Wednesday, April 29, 2009

So this is an empty nest?

When is it really an empty nest? When we dropped her off at college and drove away? Or will it be when she moves out of our home permanently into her own private little domicile?


I approached my daughter’s first year away at college with great personal trepidation. I began plotting all sorts of ways to occupy all my “free time” that would be spent oh so lonely with out her. I imagined every nook and cranny of my house clean out and organized. I thought of all the knitting I could do. I could finish up a couple of quilts waiting patiently in a box in the work room. Should I take a couple of classes my self?
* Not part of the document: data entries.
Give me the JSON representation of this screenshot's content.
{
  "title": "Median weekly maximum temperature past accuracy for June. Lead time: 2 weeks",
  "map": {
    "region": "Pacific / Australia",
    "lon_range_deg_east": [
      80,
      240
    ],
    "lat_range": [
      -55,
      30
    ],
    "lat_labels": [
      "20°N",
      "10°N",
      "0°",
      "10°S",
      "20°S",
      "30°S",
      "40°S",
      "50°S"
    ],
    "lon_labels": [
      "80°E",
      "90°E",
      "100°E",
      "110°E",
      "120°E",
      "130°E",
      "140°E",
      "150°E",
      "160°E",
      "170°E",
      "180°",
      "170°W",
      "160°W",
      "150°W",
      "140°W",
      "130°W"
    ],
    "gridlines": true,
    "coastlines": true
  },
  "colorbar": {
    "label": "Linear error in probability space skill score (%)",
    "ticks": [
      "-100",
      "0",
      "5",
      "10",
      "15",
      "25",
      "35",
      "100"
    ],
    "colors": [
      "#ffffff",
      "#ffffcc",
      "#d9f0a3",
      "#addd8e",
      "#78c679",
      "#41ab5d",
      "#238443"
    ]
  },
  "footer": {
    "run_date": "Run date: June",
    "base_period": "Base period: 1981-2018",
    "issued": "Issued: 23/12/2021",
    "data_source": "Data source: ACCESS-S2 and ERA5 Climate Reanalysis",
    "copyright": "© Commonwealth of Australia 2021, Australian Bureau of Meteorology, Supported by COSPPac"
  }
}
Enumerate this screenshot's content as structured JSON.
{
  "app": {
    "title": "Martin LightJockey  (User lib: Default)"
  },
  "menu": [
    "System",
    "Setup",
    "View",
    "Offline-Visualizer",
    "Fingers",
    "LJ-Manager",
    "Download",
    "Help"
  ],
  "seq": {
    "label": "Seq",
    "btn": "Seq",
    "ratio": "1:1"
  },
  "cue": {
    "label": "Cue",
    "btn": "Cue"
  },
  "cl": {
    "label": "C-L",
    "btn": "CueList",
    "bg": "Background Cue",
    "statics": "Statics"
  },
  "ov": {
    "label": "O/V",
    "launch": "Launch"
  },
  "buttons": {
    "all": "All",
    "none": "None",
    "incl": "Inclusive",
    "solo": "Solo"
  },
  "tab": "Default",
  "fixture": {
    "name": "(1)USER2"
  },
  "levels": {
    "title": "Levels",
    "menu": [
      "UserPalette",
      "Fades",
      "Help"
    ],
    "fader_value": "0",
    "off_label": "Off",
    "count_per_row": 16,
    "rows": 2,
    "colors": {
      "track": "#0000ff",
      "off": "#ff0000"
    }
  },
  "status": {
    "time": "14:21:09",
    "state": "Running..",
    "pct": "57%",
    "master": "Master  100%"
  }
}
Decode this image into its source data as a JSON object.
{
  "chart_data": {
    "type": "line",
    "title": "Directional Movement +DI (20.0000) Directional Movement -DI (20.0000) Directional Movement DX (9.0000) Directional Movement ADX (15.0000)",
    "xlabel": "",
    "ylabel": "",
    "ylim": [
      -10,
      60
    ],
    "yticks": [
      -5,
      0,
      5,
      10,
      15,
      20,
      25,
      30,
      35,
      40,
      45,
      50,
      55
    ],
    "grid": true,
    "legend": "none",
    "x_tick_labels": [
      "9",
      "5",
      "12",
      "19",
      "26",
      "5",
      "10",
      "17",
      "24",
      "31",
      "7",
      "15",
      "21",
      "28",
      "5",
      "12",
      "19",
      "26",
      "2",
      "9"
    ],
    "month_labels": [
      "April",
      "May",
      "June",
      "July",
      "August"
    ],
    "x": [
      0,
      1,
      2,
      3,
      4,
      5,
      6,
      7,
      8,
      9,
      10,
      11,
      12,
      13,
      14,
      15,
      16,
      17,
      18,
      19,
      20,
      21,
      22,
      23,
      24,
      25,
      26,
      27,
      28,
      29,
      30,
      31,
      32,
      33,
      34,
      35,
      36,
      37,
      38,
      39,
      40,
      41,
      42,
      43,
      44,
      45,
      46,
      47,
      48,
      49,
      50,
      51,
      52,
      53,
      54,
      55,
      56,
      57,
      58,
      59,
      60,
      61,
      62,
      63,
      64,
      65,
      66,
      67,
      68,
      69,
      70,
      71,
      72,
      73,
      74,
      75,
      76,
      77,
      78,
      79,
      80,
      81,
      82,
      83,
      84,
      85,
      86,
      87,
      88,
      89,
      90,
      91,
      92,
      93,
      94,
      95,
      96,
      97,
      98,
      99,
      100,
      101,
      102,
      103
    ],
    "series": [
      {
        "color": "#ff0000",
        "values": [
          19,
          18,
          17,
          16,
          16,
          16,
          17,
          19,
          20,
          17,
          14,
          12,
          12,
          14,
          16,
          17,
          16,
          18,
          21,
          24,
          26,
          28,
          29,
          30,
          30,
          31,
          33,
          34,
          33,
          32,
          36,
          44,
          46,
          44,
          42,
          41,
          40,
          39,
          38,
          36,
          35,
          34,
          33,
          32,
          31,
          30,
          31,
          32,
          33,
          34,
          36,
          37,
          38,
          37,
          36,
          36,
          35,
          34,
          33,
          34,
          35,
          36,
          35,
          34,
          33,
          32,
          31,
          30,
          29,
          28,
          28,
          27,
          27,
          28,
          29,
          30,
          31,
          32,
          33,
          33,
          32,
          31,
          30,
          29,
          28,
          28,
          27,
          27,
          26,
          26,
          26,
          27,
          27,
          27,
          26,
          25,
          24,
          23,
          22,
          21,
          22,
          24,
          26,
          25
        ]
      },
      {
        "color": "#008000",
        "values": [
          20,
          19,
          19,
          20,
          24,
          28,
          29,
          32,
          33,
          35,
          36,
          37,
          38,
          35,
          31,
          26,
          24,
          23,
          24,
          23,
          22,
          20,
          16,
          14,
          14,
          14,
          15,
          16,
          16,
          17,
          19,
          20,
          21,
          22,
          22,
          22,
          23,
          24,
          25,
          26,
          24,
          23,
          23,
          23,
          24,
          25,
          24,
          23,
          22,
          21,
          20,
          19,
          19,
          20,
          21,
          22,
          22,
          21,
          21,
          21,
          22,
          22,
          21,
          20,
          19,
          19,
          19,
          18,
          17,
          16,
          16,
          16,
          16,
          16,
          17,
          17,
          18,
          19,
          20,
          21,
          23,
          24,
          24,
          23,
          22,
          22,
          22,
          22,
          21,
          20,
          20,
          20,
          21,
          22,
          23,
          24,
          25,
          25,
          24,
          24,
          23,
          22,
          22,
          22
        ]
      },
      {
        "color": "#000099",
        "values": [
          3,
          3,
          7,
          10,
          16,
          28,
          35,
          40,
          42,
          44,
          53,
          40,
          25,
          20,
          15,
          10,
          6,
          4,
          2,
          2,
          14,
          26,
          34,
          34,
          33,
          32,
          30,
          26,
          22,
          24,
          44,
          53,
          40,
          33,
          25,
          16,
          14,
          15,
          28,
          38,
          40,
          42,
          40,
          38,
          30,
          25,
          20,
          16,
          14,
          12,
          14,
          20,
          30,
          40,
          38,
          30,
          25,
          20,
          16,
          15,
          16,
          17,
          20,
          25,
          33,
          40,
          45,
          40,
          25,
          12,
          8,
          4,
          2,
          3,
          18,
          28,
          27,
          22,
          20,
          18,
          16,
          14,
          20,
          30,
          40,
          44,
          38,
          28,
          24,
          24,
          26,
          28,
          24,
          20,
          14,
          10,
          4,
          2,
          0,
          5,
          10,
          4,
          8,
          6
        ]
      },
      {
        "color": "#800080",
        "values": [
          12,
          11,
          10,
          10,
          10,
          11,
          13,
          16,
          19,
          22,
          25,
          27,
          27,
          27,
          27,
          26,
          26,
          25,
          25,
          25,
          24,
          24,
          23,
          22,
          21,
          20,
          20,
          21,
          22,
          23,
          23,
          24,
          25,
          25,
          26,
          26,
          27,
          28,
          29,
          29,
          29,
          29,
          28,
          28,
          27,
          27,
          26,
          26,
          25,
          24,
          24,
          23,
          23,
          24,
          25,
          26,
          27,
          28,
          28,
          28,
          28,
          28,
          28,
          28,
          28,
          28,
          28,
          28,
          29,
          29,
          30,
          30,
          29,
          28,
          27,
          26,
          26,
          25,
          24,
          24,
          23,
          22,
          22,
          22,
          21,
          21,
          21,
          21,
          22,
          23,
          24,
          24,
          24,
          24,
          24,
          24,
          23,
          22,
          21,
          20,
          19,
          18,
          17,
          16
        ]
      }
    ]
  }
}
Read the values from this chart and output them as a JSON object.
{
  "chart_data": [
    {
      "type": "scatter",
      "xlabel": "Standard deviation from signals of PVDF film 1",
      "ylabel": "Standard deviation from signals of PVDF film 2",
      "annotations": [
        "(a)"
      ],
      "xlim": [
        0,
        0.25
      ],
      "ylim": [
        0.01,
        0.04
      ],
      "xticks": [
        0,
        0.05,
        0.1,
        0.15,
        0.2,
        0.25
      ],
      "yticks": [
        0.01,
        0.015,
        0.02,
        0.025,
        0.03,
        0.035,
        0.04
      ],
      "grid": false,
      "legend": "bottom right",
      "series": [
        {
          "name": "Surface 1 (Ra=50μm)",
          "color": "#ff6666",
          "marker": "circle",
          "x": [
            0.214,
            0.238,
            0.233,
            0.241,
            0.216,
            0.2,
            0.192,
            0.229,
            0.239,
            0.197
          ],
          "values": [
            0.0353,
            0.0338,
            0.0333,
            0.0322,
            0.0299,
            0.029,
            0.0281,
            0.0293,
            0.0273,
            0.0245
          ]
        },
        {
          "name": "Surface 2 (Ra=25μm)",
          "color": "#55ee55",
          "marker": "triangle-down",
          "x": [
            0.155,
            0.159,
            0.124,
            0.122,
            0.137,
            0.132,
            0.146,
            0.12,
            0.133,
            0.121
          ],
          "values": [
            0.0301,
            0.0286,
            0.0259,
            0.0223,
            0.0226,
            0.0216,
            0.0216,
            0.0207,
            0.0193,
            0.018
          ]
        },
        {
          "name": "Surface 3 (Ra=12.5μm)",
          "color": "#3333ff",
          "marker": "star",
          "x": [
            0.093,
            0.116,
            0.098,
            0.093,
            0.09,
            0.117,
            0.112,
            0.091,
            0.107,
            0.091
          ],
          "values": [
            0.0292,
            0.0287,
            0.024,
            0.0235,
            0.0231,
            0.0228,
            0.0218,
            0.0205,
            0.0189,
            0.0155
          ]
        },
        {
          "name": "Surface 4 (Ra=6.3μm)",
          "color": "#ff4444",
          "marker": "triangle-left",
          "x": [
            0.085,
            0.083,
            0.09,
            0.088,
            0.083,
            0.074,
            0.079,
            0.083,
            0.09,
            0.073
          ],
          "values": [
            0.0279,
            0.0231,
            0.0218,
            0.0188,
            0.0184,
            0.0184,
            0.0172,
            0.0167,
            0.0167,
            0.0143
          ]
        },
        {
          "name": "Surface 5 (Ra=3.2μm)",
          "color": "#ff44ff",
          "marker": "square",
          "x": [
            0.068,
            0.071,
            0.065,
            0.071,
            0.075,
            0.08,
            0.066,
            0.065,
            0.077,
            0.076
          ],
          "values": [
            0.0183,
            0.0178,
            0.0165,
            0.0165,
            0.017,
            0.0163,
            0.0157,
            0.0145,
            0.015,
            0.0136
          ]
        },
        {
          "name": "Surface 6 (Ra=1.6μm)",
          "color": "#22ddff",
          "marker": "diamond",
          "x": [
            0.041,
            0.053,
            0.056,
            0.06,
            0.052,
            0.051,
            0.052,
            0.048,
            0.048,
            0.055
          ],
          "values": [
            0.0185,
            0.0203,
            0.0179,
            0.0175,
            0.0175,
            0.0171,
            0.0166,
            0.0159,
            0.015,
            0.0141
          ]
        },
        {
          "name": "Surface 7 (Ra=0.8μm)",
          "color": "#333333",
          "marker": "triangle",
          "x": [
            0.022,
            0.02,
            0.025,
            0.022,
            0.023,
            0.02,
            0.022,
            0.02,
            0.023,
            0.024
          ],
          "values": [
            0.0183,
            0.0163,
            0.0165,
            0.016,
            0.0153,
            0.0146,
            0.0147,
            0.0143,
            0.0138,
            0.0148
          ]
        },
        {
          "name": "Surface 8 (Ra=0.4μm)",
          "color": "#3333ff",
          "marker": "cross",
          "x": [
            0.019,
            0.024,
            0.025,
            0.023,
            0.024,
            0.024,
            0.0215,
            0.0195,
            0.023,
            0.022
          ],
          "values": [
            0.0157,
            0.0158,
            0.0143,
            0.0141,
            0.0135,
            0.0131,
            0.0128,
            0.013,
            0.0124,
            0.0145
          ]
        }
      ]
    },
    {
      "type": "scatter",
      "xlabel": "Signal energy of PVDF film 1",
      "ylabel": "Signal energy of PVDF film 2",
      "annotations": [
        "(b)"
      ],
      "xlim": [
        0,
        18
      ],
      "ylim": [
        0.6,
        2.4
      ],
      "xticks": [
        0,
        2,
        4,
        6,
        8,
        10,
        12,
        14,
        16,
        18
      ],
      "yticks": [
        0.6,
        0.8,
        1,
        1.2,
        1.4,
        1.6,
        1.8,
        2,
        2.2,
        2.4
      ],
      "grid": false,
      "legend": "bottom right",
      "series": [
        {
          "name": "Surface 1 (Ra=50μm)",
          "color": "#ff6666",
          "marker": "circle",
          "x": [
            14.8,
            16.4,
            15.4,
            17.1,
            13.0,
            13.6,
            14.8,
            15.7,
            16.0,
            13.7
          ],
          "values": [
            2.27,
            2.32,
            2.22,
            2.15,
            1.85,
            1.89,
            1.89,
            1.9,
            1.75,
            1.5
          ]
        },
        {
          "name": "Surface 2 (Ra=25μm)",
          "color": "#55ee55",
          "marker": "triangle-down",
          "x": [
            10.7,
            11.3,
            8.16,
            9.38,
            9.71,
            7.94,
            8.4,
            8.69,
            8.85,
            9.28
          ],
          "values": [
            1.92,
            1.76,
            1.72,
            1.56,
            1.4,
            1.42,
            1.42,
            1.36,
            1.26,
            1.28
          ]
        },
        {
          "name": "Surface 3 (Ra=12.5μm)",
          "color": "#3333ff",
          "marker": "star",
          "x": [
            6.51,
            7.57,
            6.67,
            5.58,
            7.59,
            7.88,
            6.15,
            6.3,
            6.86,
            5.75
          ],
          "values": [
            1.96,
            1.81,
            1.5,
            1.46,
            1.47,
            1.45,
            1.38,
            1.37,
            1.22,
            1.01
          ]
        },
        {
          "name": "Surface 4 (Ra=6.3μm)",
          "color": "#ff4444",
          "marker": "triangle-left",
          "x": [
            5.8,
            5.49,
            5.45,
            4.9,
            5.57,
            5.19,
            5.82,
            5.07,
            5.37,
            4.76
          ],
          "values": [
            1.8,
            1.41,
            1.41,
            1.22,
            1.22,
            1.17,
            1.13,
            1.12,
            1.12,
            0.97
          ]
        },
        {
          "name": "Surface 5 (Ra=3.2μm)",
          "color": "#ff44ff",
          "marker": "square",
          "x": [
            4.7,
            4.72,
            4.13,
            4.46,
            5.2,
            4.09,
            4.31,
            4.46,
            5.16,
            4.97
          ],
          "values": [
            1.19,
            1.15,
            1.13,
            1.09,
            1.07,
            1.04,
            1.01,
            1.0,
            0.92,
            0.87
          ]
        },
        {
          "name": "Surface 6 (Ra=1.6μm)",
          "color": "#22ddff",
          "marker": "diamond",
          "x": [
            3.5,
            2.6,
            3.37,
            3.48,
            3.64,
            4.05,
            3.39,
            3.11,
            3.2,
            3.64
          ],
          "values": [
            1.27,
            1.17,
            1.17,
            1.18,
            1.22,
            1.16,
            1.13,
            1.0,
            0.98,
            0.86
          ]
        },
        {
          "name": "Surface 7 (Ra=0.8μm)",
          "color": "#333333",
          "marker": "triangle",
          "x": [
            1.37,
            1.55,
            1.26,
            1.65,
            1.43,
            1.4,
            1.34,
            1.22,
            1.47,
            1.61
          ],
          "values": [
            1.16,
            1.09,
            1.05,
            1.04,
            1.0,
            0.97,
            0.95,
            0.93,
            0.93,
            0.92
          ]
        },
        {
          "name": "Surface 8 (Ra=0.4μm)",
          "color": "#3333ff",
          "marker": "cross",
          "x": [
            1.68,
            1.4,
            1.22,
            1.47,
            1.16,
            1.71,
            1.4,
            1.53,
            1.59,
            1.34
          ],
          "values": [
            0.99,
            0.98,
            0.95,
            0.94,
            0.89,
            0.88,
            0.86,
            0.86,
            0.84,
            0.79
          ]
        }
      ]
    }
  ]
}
I could gear up my Ebay store again... Ultimately I settled on opening an Etsy shop as I had just stumbled across Etsy last spring and fell in love with it.


So in August after arriving home from our summer excursion up North I set to crafting up a bunch of handmade envelopes and note cards using vintage maps and atlases and other damaged and discarded books. I have no idea how much time I have in these buggers but I do know that they were good for my soul. Well after crafting nightly after work and most weekends I hmmed and hahed for way too many months trying to decide on a shop name and finally settled on ReduxPapers. And yet a month later took pictures of my inventory and set up shop. It has been fun, and distracting, and a great learning experience. I have unabashedly bought more than I have sold and just love Etsy!


This school year has gone by so fast for our little family and we have all survived and I would even go as far to say that we are all thriving. The student has found her stride, the parents have found they still like each other and all seems right in our world. We sure do miss that girl but she has been home so often this year on this break or that break that just when I really begin to miss her all of a sudden, there she is!


My nest doesn’t feel too empty yet so I think we are really empty nesters when they set up their own housekeeping. That’s good because I am too young to have a truly empty nest.